More than 1,200 computers worldwide have reportedly been infected by what appears to be a politically motivated spy system. Researchers from the Munk Centre for International Studies at the University of Toronto discovered the sprawling “Ghostnet” after being asked to analyze computers belonging to the office of the Dalai Lama. According to Nart Villeneuve, a PhD student and one of the researchers involved:
Close to 30 [percent] of the infected hosts are considered high-value and include computers located at ministries of foreign affairs, embassies, international organizations, news media, and NGOs. The investigation was able to conclude that Tibetan computer systems were compromised by multiple infections that gave attackers unprecedented access to potentially sensitive information, including documents from the private office of the Dalai Lama.
Although some have attributed the spying to the Chinese government, the Toronto researchers say they can’t definitely pin the system to any particular group, even if it seems likely that it’s being run by people based in China.

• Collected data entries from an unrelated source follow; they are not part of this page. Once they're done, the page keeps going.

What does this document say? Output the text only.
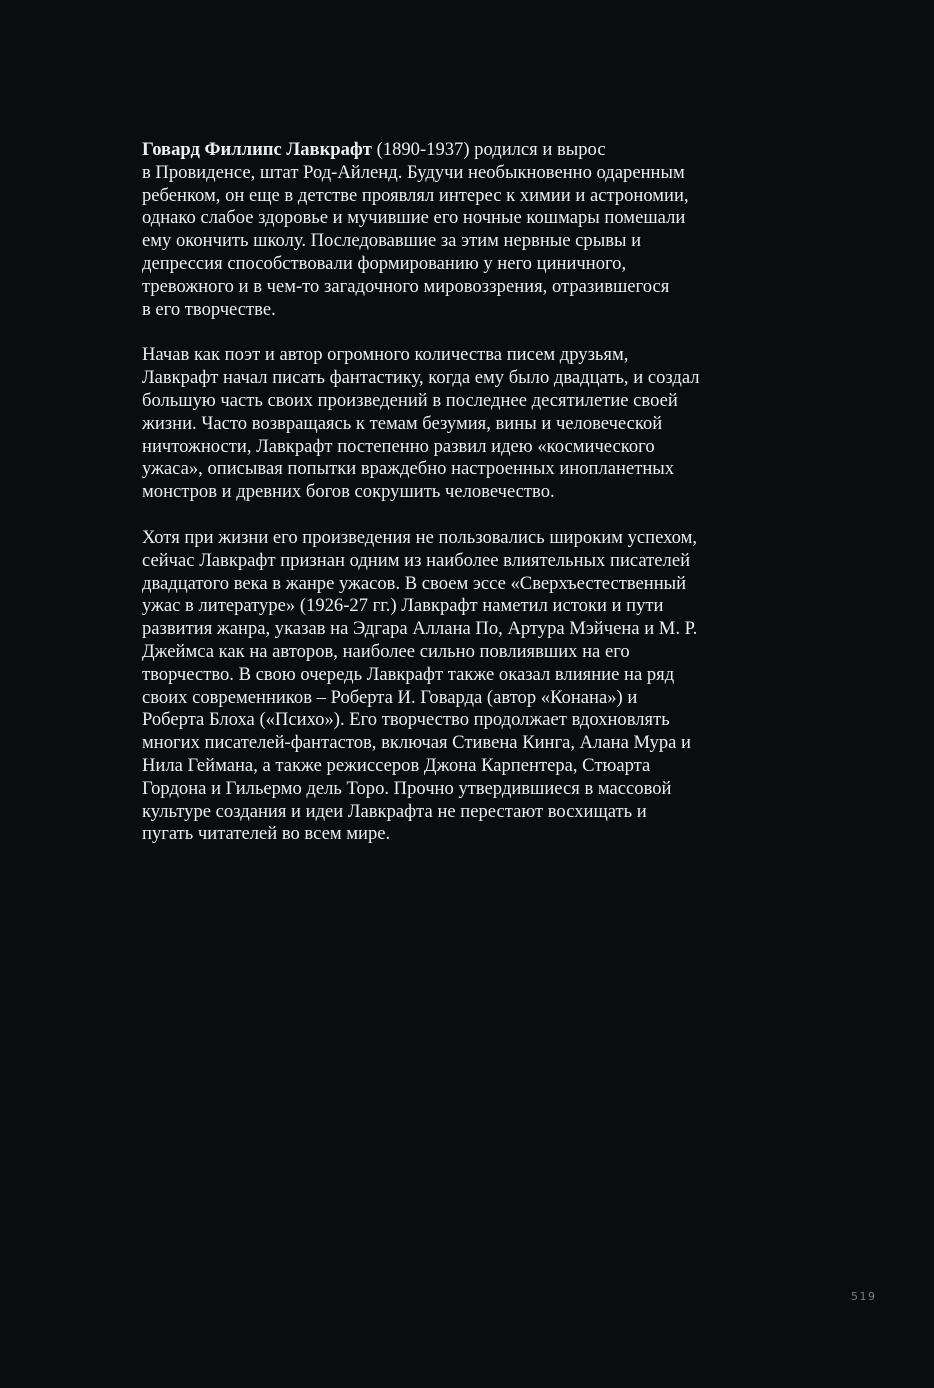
Говард Филлипс Лавкрафт (1890-1937) родился и вырос
в Провиденсе, штат Род-Айленд. Будучи необыкновенно одаренным
ребенком, он еще в детстве проявлял интерес к химии и астрономии,
однако слабое здоровье и мучившие его ночные кошмары помешали
ему окончить школу. Последовавшие за этим нервные срывы и
депрессия способствовали формированию у него циничного,
тревожного и в чем-то загадочного мировоззрения, отразившегося
в его творчестве.

Начав как поэт и автор огромного количества писем друзьям,
Лавкрафт начал писать фантастику, когда ему было двадцать, и создал
большую часть своих произведений в последнее десятилетие своей
жизни. Часто возвращаясь к темам безумия, вины и человеческой
ничтожности, Лавкрафт постепенно развил идею «космического
ужаса», описывая попытки враждебно настроенных инопланетных
монстров и древних богов сокрушить человечество.

Хотя при жизни его произведения не пользовались широким успехом,
сейчас Лавкрафт признан одним из наиболее влиятельных писателей
двадцатого века в жанре ужасов. В своем эссе «Сверхъестественный
ужас в литературе» (1926-27 гг.) Лавкрафт наметил истоки и пути
развития жанра, указав на Эдгара Аллана По, Артура Мэйчена и М. Р.
Джеймса как на авторов, наиболее сильно повлиявших на его
творчество. В свою очередь Лавкрафт также оказал влияние на ряд
своих современников – Роберта И. Говарда (автор «Конана») и
Роберта Блоха («Психо»). Его творчество продолжает вдохновлять
многих писателей-фантастов, включая Стивена Кинга, Алана Мура и
Нила Геймана, а также режиссеров Джона Карпентера, Стюарта
Гордона и Гильермо дель Торо. Прочно утвердившиеся в массовой
культуре создания и идеи Лавкрафта не перестают восхищать и
пугать читателей во всем мире.

519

That sort of uncertainty is the way of the future. In a recent story about politically motivated denial of service attacks, I wrote:
A big problem with these politically motivated attacks, according to Jose Nazario, manager of security research for Arbor Networks, is that it’s particularly hard to pinpoint who is really responsible. While it’s easy to determine which botnet is the source of an attack, it’s far harder to determine who might be paying for the attack. This is a big worry for governments looking for redress or retaliation.
The Internet–amazing, distributed technology that it is–offers plausible deniability for those who would take advantage of its darker side. The University of Toronto researchers noted that lack of clarity surrounding international law also makes it hard to pursue the investigation to a satisfying conclusion. Whether used for denial-of-service attacks or spying, the relative legal immunity these botnets enjoy will make them a tempting tool for unscrupulous organizations for a long time to come. Villeneuve concludes:
Regardless of who or what is ultimately in control of GhostNet, it is the capabilities of exploitation, and the strategic intelligence that can be harvested from it, which matters most. Indeed, although the Achilles’ heel of the GhostNet system allowed us to monitor and document its far-reaching network of infiltration, we can safely hypothesize that it is neither the first nor the only one of its kind.